LORS DU DÉLIBÉRÉ ET DU PRONONCÉ
A l’issue des débats, les parties présentes et leurs conseils ont été avisés que le jugement serait mis à leur disposition le 26 Novembre 2024.
JUGEMENT : Contradictoire, du 26 Novembre 2024 , en premier ressort
Prononcé par mise à disposition par Madame Sophie PARAT, Vice-présidente assistée de Madame Isabelle SOUNDRON, greffière
En vertu de quoi, le Tribunal a rendu le jugement dont la teneur suit :
Monsieur [E] [O] était assuré auprès de la compagnie ASSURANCE MUTUELLE DES MOTARDS dans le cadre d’un contrat d’assurance multirisques » moto / scooter / cyclo / side / trike / quad « , selon avenant du 7 mai 2014.
Le 14 septembre 2015, il a été victime d’un accident de la circulation impliquant un véhicule appartenant à Monsieur [X] [G], assuré auprès de la compagnie PRUDENCE CREOLE.
Dans le cadre de la garantie assistance souscrite auprès de la concluante, Monsieur [O] a fait l’objet d’un rapatriement sanitaire en métropole, sur décision des médecins de Inter Mutuelle Assistance, ayant en charge l’exécution des prestations d’assistance pour le compte de la compagnie ASSURANCE MUTUELLE DES MOTARDS .
Par acte de commissaire de justice en date du 11 juillet 2023, l’Assurance Mutuelle des Motards a fait assigner la SA Prudence Créole devant le tribunal judiciaire de Saint-Denis afin de la voir condamnée à lui payer la somme de 33 796,06 euros au titre de son recours subrogatoire, dans le cadre de l’indemnité payée en exécution du contrat d’assurance de Monsieur [O], du fait de l’accident du 14 septembre 2015, avec intérêts au taux légal à compter du 28 octobre 2022, outre les entiers dépens et la somme de 5 000 euros au titre des frais irrépétibles.
Aux termes de ses dernières conclusions notifiées électroniquement le 5 avril 2024, elle maintient ses demandes initiales.
Au soutien de ses prétentions, elle fait valoir qu’elle exerce la subrogation légale spéciale qu’elle tient de l’article L. 121-12 du code des assurances, dont les conditions sont remplies puisqu’elle verse aux débats l’attestation de paiement d’INTER MUTUELLE ASSISTANCE, qui a réglé pour son compte, et que ces sommes ont été réglées en exécution du contrat au titre de la garantie assistance aux personnes, et qu’en outre le recours de son assuré contre l’assureur du responsable de l’accident n’est pas éteint.

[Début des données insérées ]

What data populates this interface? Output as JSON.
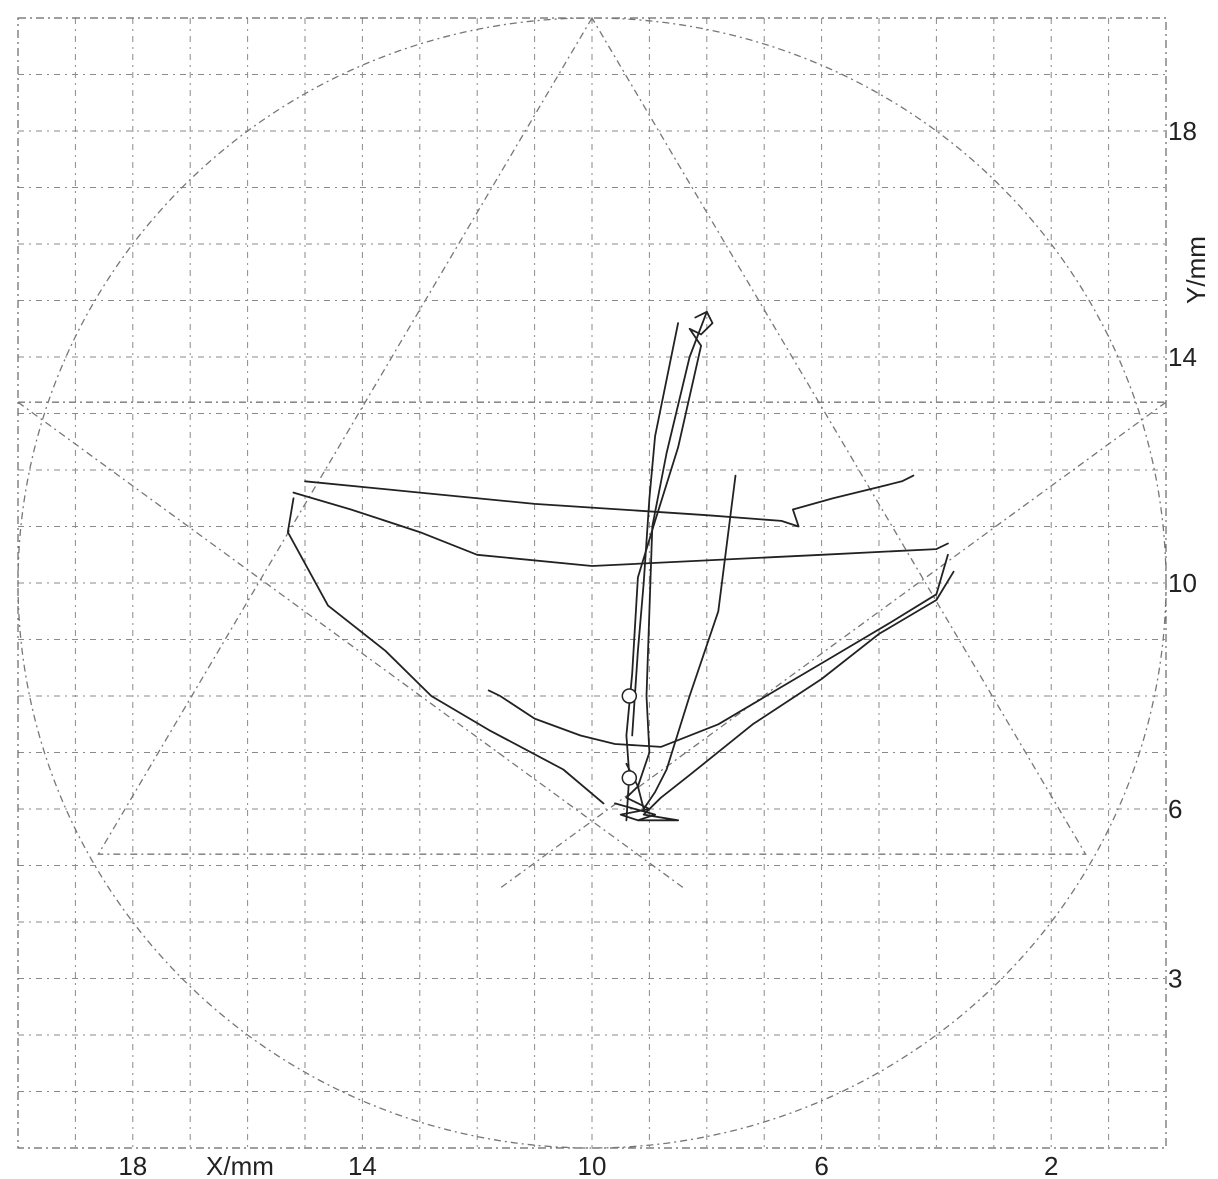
{
  "chart_data": {
    "type": "line",
    "xlabel": "X/mm",
    "ylabel": "Y/mm",
    "x_axis_direction": "reversed",
    "x_ticks": [
      18,
      14,
      10,
      6,
      2
    ],
    "y_ticks": [
      3,
      6,
      10,
      14,
      18
    ],
    "xlim": [
      20,
      0
    ],
    "ylim": [
      0,
      20
    ],
    "grid": true,
    "guide_circle": {
      "center": [
        10,
        10
      ],
      "radius": 10
    },
    "guide_triangle": [
      [
        10,
        20
      ],
      [
        18.6,
        5.2
      ],
      [
        1.4,
        5.2
      ]
    ],
    "guide_lines": [
      {
        "from": [
          20,
          13.2
        ],
        "to": [
          0,
          13.2
        ]
      },
      {
        "from": [
          20,
          13.2
        ],
        "to": [
          8.4,
          4.6
        ]
      },
      {
        "from": [
          0,
          13.2
        ],
        "to": [
          11.6,
          4.6
        ]
      }
    ],
    "traces": [
      [
        [
          8.2,
          14.7
        ],
        [
          8.0,
          14.8
        ],
        [
          7.9,
          14.6
        ],
        [
          8.1,
          14.4
        ],
        [
          8.3,
          14.5
        ],
        [
          8.1,
          14.2
        ],
        [
          8.5,
          12.4
        ],
        [
          8.9,
          11.1
        ],
        [
          9.2,
          10.1
        ],
        [
          9.3,
          8.4
        ],
        [
          9.4,
          7.3
        ],
        [
          9.35,
          6.6
        ],
        [
          9.4,
          5.8
        ]
      ],
      [
        [
          8.0,
          14.8
        ],
        [
          8.3,
          14.0
        ],
        [
          8.7,
          12.3
        ],
        [
          8.95,
          11.0
        ],
        [
          9.05,
          8.0
        ],
        [
          9.0,
          7.0
        ],
        [
          9.2,
          6.4
        ],
        [
          9.1,
          6.0
        ]
      ],
      [
        [
          8.5,
          14.6
        ],
        [
          8.9,
          12.6
        ],
        [
          9.0,
          11.5
        ],
        [
          9.1,
          10.0
        ],
        [
          9.2,
          8.8
        ],
        [
          9.3,
          7.3
        ]
      ],
      [
        [
          7.5,
          11.9
        ],
        [
          7.8,
          9.5
        ],
        [
          8.3,
          8.0
        ],
        [
          8.7,
          6.7
        ],
        [
          8.9,
          6.3
        ],
        [
          9.1,
          6.0
        ]
      ],
      [
        [
          15.0,
          11.8
        ],
        [
          13.0,
          11.6
        ],
        [
          11.0,
          11.4
        ],
        [
          9.5,
          11.3
        ],
        [
          8.0,
          11.2
        ],
        [
          6.7,
          11.1
        ],
        [
          6.4,
          11.0
        ],
        [
          6.5,
          11.3
        ],
        [
          5.8,
          11.5
        ],
        [
          4.6,
          11.8
        ],
        [
          4.4,
          11.9
        ]
      ],
      [
        [
          15.2,
          11.6
        ],
        [
          14.2,
          11.3
        ],
        [
          13.0,
          10.9
        ],
        [
          12.0,
          10.5
        ],
        [
          10.0,
          10.3
        ],
        [
          8.0,
          10.4
        ],
        [
          6.0,
          10.5
        ],
        [
          4.0,
          10.6
        ],
        [
          3.8,
          10.7
        ]
      ],
      [
        [
          15.2,
          11.5
        ],
        [
          15.3,
          10.9
        ],
        [
          14.6,
          9.6
        ],
        [
          13.6,
          8.8
        ],
        [
          12.8,
          8.0
        ],
        [
          11.8,
          7.4
        ],
        [
          10.5,
          6.7
        ],
        [
          9.8,
          6.1
        ]
      ],
      [
        [
          11.8,
          8.1
        ],
        [
          11.6,
          8.0
        ],
        [
          11.0,
          7.6
        ],
        [
          10.2,
          7.3
        ],
        [
          9.6,
          7.15
        ],
        [
          8.8,
          7.1
        ],
        [
          7.8,
          7.5
        ],
        [
          6.8,
          8.1
        ],
        [
          5.8,
          8.7
        ],
        [
          4.8,
          9.3
        ],
        [
          4.0,
          9.8
        ],
        [
          3.8,
          10.5
        ]
      ],
      [
        [
          3.7,
          10.2
        ],
        [
          4.0,
          9.7
        ],
        [
          5.0,
          9.1
        ],
        [
          6.0,
          8.3
        ],
        [
          7.2,
          7.5
        ],
        [
          8.3,
          6.6
        ],
        [
          8.8,
          6.2
        ],
        [
          9.1,
          5.9
        ],
        [
          8.5,
          5.8
        ],
        [
          9.2,
          5.8
        ]
      ],
      [
        [
          9.4,
          6.8
        ],
        [
          9.2,
          6.4
        ],
        [
          9.4,
          6.2
        ],
        [
          9.0,
          6.0
        ],
        [
          9.5,
          5.9
        ],
        [
          9.2,
          5.8
        ],
        [
          8.9,
          5.9
        ],
        [
          9.6,
          6.1
        ]
      ]
    ],
    "markers": [
      [
        9.35,
        8.0
      ],
      [
        9.35,
        6.55
      ]
    ]
  }
}
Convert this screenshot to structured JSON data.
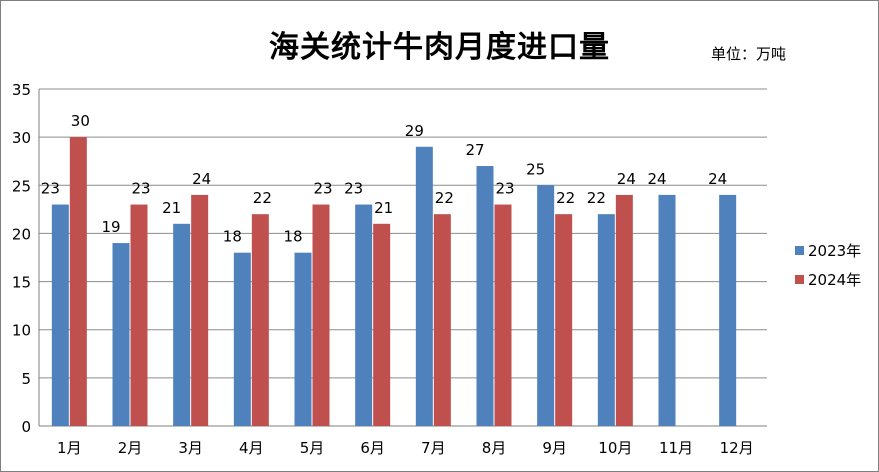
{
  "chart_data": {
    "type": "bar",
    "title": "海关统计牛肉月度进口量",
    "unit_label": "单位：万吨",
    "categories": [
      "1月",
      "2月",
      "3月",
      "4月",
      "5月",
      "6月",
      "7月",
      "8月",
      "9月",
      "10月",
      "11月",
      "12月"
    ],
    "ylim": [
      0,
      35
    ],
    "yticks": [
      0,
      5,
      10,
      15,
      20,
      25,
      30,
      35
    ],
    "grid": true,
    "legend_position": "right",
    "series": [
      {
        "name": "2023年",
        "color": "#4f81bd",
        "values": [
          23,
          19,
          21,
          18,
          18,
          23,
          29,
          27,
          25,
          22,
          24,
          24
        ]
      },
      {
        "name": "2024年",
        "color": "#c0504d",
        "values": [
          30,
          23,
          24,
          22,
          23,
          21,
          22,
          23,
          22,
          24,
          null,
          null
        ]
      }
    ]
  }
}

En réponse à la défenderesse, elle soutient qu’il est inopérant d’invoquer les dispositions de l’article 29 de la loi Badinter, qui n’ont vocation qu’à régir l’imputation de la créance des tiers payeurs sur l’indemnité revenant à la victime.
Aux termes de ses dernières conclusions notifiées électroniquement le 5 mars 2024, la Prudence Créole demande au tribunal de:
– débouter la société ASSURANCE MUTUELLE DES MOTARDS de l’ensemble de ses demandes ;
– condamner la société ASSURANCE MUTUELLE DES MOTARDS à verser à la S.A. PRUDENCE CREOLE la somme de 2 000 euros au titre de l’article 700 du code de procédure civile ainsi qu’aux entiers dépens.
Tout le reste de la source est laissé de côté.